Rimanere coerenti senza riciclarsi e magari offrire al contempo un segno tangibile di un ancora vivace slancio creativo, rappresenta una sfida importante per ogni
alternative rock band forte di un prestigioso e rigoglioso
curriculum vitae.
“A brief crack of light” tredicesimo tassello della carriera ultraventennale dei
Therapy?, in quest’ottica, si può tranquillamente considerare una considerevole vittoria, la dimostrazione concreta che la solidità dei principi artistici del gruppo non è mai stata in discussione, che la sua vocazione melodica è salda (anche se certamente meno
esplicita del periodo di maggior successo dei nordirlandesi) e che la voglia di “sperimentare” nuove sfumature espressive non si è esaurita, nemmeno in un momento storico dove un certo recupero spesso acritico del passato è diventato una consuetudine.

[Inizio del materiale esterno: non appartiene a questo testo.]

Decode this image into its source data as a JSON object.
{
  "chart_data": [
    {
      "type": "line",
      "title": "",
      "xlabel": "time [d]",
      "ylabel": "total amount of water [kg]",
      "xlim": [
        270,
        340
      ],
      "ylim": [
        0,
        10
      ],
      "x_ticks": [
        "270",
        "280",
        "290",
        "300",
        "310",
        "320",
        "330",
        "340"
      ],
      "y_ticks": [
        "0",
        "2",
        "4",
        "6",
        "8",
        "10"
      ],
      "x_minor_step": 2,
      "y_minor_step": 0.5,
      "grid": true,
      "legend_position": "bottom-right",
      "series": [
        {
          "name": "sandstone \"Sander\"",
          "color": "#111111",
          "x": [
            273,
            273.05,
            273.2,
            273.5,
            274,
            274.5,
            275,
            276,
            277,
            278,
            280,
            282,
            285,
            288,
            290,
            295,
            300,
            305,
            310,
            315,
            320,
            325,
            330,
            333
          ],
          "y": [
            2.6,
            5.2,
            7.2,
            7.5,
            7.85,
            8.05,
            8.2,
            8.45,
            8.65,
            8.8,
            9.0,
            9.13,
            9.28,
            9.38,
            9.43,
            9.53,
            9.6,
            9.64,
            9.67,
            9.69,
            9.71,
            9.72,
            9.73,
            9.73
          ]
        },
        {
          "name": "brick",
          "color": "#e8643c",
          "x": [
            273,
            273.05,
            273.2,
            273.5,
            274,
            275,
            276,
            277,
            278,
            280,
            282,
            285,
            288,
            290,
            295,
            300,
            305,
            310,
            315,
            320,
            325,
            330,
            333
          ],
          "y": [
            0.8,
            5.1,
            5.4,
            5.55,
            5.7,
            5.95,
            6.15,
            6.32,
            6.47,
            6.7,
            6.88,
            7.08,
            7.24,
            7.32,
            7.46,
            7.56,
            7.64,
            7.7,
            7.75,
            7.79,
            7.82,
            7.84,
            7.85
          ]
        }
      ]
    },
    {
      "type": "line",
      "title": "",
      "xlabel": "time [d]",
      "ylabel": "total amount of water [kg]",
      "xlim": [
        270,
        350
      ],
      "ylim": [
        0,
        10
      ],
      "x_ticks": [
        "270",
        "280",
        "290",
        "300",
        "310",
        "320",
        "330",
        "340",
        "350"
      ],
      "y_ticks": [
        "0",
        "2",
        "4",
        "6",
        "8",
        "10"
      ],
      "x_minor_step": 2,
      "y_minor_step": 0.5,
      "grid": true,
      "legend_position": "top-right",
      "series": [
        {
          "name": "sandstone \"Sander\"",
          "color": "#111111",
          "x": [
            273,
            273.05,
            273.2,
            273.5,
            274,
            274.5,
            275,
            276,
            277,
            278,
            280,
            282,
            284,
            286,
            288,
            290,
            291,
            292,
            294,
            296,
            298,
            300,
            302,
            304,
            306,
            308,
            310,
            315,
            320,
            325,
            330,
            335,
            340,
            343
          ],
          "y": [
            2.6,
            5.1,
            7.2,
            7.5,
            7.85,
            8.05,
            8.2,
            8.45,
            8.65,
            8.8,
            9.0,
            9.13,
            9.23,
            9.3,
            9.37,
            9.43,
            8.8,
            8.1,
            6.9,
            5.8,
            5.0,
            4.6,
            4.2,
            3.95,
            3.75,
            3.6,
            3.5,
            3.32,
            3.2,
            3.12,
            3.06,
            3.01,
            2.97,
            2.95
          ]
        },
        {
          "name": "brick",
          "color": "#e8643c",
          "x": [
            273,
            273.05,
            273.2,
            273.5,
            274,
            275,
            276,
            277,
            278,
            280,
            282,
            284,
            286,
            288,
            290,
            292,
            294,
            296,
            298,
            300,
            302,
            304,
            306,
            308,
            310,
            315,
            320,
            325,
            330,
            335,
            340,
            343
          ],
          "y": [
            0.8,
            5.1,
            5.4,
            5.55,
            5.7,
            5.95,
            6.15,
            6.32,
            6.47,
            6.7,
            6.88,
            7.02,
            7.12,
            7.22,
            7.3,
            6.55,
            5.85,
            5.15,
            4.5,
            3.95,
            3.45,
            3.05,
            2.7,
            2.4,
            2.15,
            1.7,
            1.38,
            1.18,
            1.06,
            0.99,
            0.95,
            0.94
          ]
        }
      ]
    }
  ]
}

Del resto, “attingere” da tanti generi, senza scadere in superficialità e conservando un’invidiabile omogeneità espressiva e d’intenti è sempre stata una delle migliori doti dei Therapy? ed ecco che questo “
fuggevole spiraglio di luce” (un titolo mutuato dallo scrittore russo Vladimir Nabokov, che così descriveva l’esistenza, collocandola tra “
due eternità fatte di tenebre”) sono certo che conquisterà i fedelissimi della band, che in esso ritroveranno l’asprezza e l’urgenza degli esordi combinata con una “maturità” e con un’adeguata attenzione anche per le ultime tendenze sonore che potrebbe finire per piacere pure ai
rockofili meno avvezzi al verbo della “
Terapia con il punto di domanda”.
Sfido chiunque abbia un minimo di conoscenza della scena
alternativa anni novanta a non individuare immediatamente gli autori di “Living in the shadow of the terrible thing” anche nelle aleatorie condizioni di un distratto ascolto radiofonico (un augurio …), laddove qualche difficoltà in più la potrebbe serbare “Plague bell”, che aggiunge alla questione familiari rasoiate di marca Helmet, ma anche una certa enfasi Rollins-
iana leggermente meno consueta.
Sicuramente più “singolare”, poi, appare “Marlow” una spigliata e bizzarra dissertazione tra Sigur Ros, Big Country e New Order, omaggiati, questi ultimi, forse, per rispettare una sorta di “continuità” con i prediletti Joy Division (dei quali, forse è bene ricordarlo, gli autori di “Blue monday” incarnano la “catartica” propaggine artistica del dopo Ian Curtis, tra
synth-pop e
disco dance d’autore) già celebrati ai tempi di “Troublegum” (con l’immortale “Isolation”) e qui, in qualche modo, rievocati nella conturbante “Ghost trio”.
Il ricorso agli storicamente apprezzati riferimenti
new-wave (un genere tornato prepotentemente in auge nei tempi recenti, tra l’altro …) è rilevabile altresì nella affabilmente ossessiva “Before you, with you, after you”, dove affiorano bagliori di Killing Joke e PIL, mentre “The buzzing” si affida ad una pura furia
noise, “Get your dead hand off my shoulder” magnetizza i sensi con dosi mirate di pulsante
dub e
humour nero e lo spigoloso “Stark raving sane” è un altro di quegli episodi che faranno certamente piacere a chi segue questa bella “storia” dagli albori marcati Wiiija.
Il programma riserva ancora due piccole “sorprese”: “Why turbulence”, vibrante applicazione del
Therapy? sound al
groove terremotante dello
stoner e “Ecclesiastes” desolante e contemplativa conclusione elettronica (con tanto di
vocoder e un gusto vagamente
trip-hop) ad un lavoro fantasioso, acuto, intenso, eterogeneo, potente, emozionante … insomma, un nuovo bel disco di un gruppo che, in fondo, non ha mai deluso chi nella musica cerca proprio tutte le qualità appena descritte … e questo che si tratti di “grande pubblico” o di un numero maggiormente “selezionato” di ascoltatori.